Ultra-Orthodox parties Shas and United Torah Judaism have their beards in a knot over Prime Minister Benjamin Netanyahu's public endorsement of an amendment to Israel's law on surrogate parenthood that would make surrogacy an option for single fathers.
While Israel recently altered its surrogacy law to make the procedure available to single women, single men – regardless of their sexual orientation – who wish to become fathers through a surrogate mother must pursue this process outside the country.
In January of this year, Habayit Hayehudi MK Moti Yogev, in response to demands by MKs and LGBTQ rights activists that single men – gay or straight – be made eligible to use the services of a surrogate, declared that Israel would "not be a world leader in perversion."
On Monday, Netanyahu recorded a statement in which he said that MK Amir Ohana, the first openly gay Likud legislator, had spoken with him a number of times about Israel's surrogacy law, pushing to make single men eligible to use the surrogacy process.
Ohana has long been an advocate for issues involving nontraditional families. He and his partner are the fathers of fraternal twins through a surrogate mother. A year ago, Ohana was suspended from the Foreign Affairs and Defense Committee after refusing to vote with the coalition in protest of the government's opposition to same-sex adoption.
The prime minister said that Ohana had raised a very cogent point – that single women in Israel are entitled to become parents using a surrogate, but single men were barred from that same option.
"It's simply not fair, and we need to fix this," Netanyahu said, adding that he had told Ohana that he would support the MK's proposed amendment to the current law.

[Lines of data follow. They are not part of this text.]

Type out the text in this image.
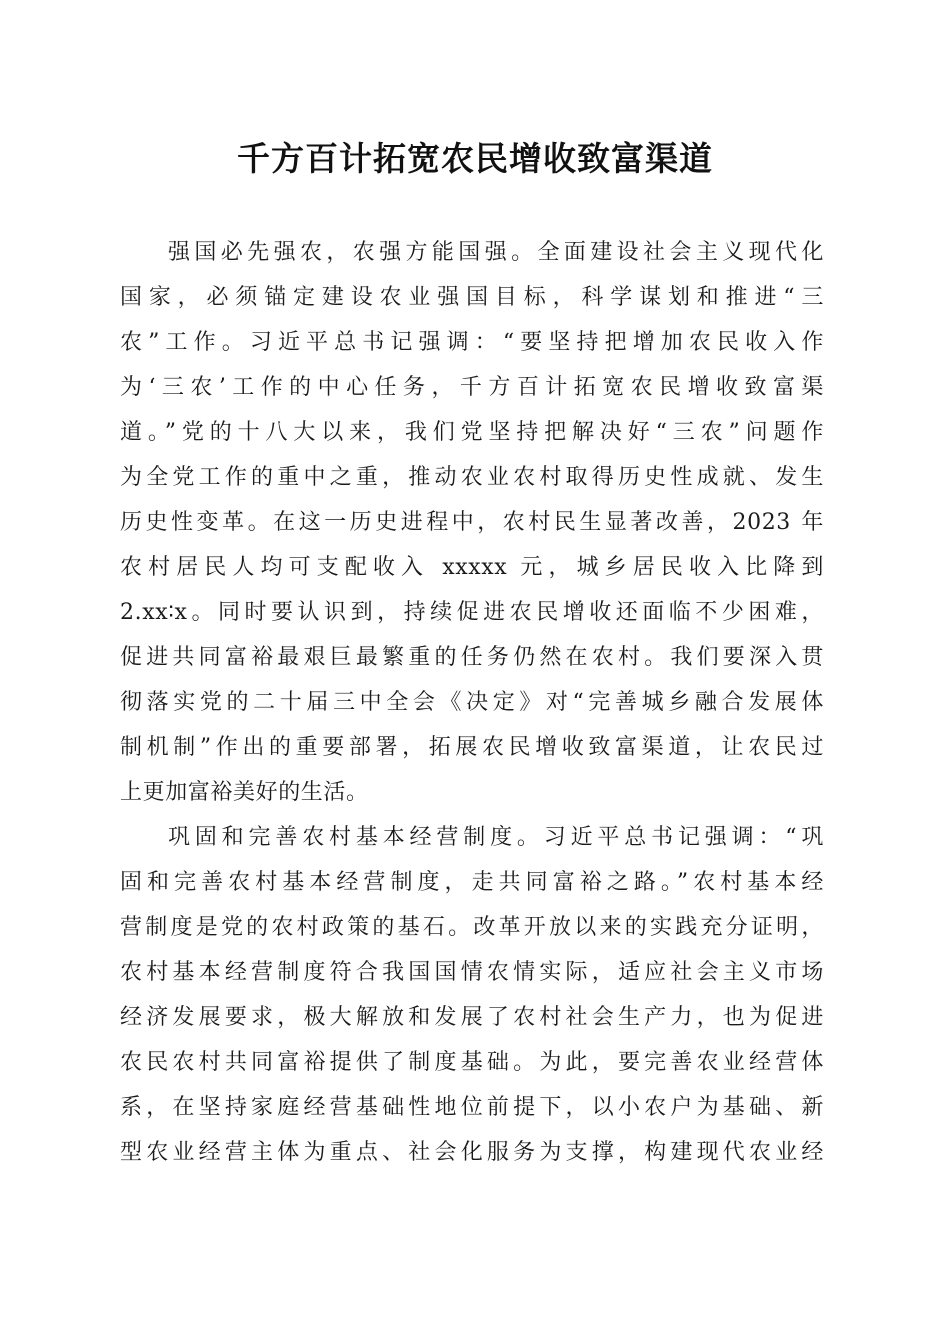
千方百计拓宽农民增收致富渠道
强国必先强农，农强方能国强。全面建设社会主义现代化
国家，必须锚定建设农业强国目标，科学谋划和推进“三
农”工作。习近平总书记强调：“要坚持把增加农民收入作
为‘三农’工作的中心任务，千方百计拓宽农民增收致富渠
道。”党的十八大以来，我们党坚持把解决好“三农”问题作
为全党工作的重中之重，推动农业农村取得历史性成就、发生
历史性变革。在这一历史进程中，农村民生显著改善，2023 年
农村居民人均可支配收入 xxxxx 元，城乡居民收入比降到
2.xx∶x。同时要认识到，持续促进农民增收还面临不少困难，
促进共同富裕最艰巨最繁重的任务仍然在农村。我们要深入贯
彻落实党的二十届三中全会《决定》对“完善城乡融合发展体
制机制”作出的重要部署，拓展农民增收致富渠道，让农民过
上更加富裕美好的生活。
巩固和完善农村基本经营制度。习近平总书记强调：“巩
固和完善农村基本经营制度，走共同富裕之路。”农村基本经
营制度是党的农村政策的基石。改革开放以来的实践充分证明，
农村基本经营制度符合我国国情农情实际，适应社会主义市场
经济发展要求，极大解放和发展了农村社会生产力，也为促进
农民农村共同富裕提供了制度基础。为此，要完善农业经营体
系，在坚持家庭经营基础性地位前提下，以小农户为基础、新
型农业经营主体为重点、社会化服务为支撑，构建现代农业经
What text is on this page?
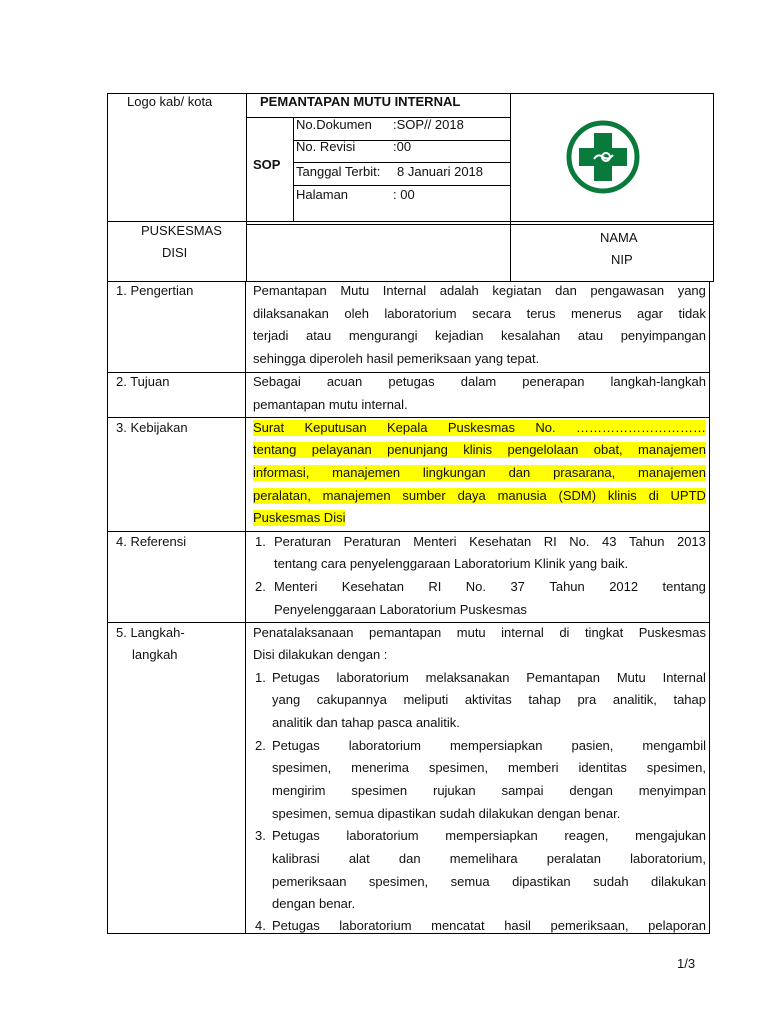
Logo kab/ kota	PEMANTAPAN MUTU INTERNAL
SOP
No.Dokumen :SOP// 2018
No. Revisi	:00
Tanggal Terbit: 8 Januari 2018
Halaman	: 00
PUSKESMAS
DISI
NAMA
NIP
1. Pengertian	Pemantapan Mutu Internal adalah kegiatan dan pengawasan yang
dilaksanakan oleh laboratorium secara terus menerus agar tidak
terjadi atau mengurangi kejadian kesalahan atau penyimpangan
sehingga diperoleh hasil pemeriksaan yang tepat.
2. Tujuan	Sebagai acuan petugas dalam penerapan langkah-langkah
pemantapan mutu internal.
3. Kebijakan	Surat Keputusan Kepala Puskesmas No. …………………………
tentang pelayanan penunjang klinis pengelolaan obat, manajemen
informasi, manajemen lingkungan dan prasarana, manajemen
peralatan, manajemen sumber daya manusia (SDM) klinis di UPTD
Puskesmas Disi
4. Referensi	1. Peraturan Peraturan Menteri Kesehatan RI No. 43 Tahun 2013
tentang cara penyelenggaraan Laboratorium Klinik yang baik.
2. Menteri Kesehatan RI No. 37 Tahun 2012 tentang
Penyelenggaraan Laboratorium Puskesmas
5. Langkah-
langkah
Penatalaksanaan pemantapan mutu internal di tingkat Puskesmas
Disi dilakukan dengan :
1. Petugas laboratorium melaksanakan Pemantapan Mutu Internal
yang cakupannya meliputi aktivitas tahap pra analitik, tahap
analitik dan tahap pasca analitik.
2. Petugas laboratorium mempersiapkan pasien, mengambil
spesimen, menerima spesimen, memberi identitas spesimen,
mengirim spesimen rujukan sampai dengan menyimpan
spesimen, semua dipastikan sudah dilakukan dengan benar.
3. Petugas laboratorium mempersiapkan reagen, mengajukan
kalibrasi alat dan memelihara peralatan laboratorium,
pemeriksaan spesimen, semua dipastikan sudah dilakukan
dengan benar.
4. Petugas laboratorium mencatat hasil pemeriksaan, pelaporan
1/3
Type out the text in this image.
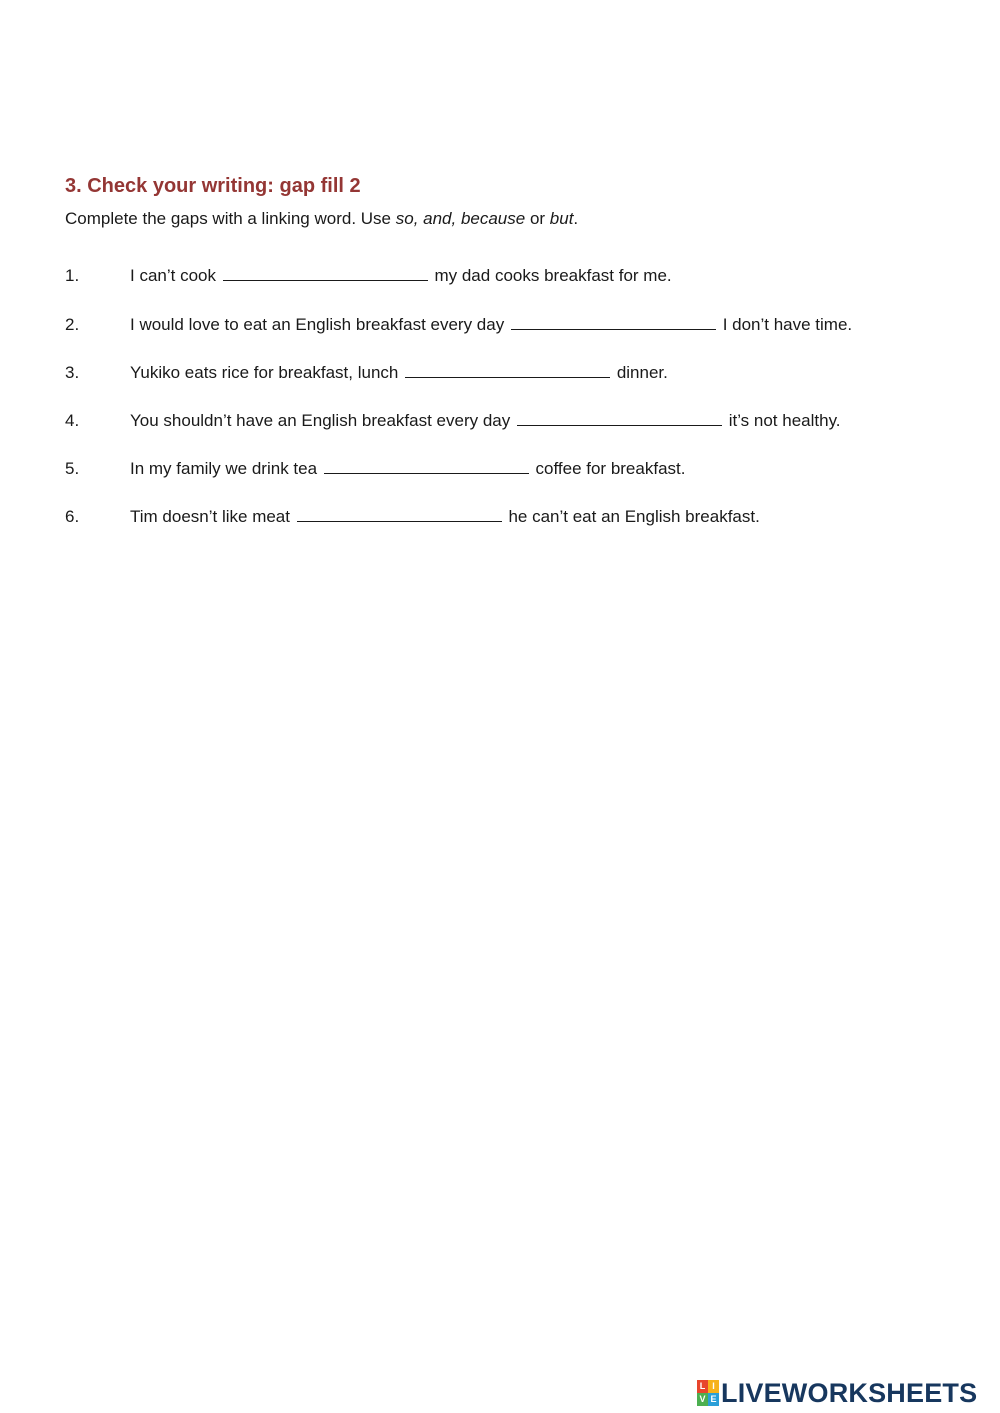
3. Check your writing: gap fill 2

Complete the gaps with a linking word. Use so, and, because or but.

1.	I can’t cook	my dad cooks breakfast for me.
2.	I would love to eat an English breakfast every day	I don’t have time.
3.	Yukiko eats rice for breakfast, lunch	dinner.
4.	You shouldn’t have an English breakfast every day	it’s not healthy.
5.	In my family we drink tea	coffee for breakfast.
6.	Tim doesn’t like meat	he can’t eat an English breakfast.
L I
V E LIVEWORKSHEETS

Speaking on the sidelines of the Knesset plenum, haredi legislators threatened that if Netanyahu did not withdraw his support for single fatherhood through surrogacy, they would withhold support from the nation-state bill, a coalition-backed initiative.
In response to the haredi objection, Coalition Chairman MK David Amsalem removed Ohana's proposed amendment from the agenda until the coalition can reach a consensus on it.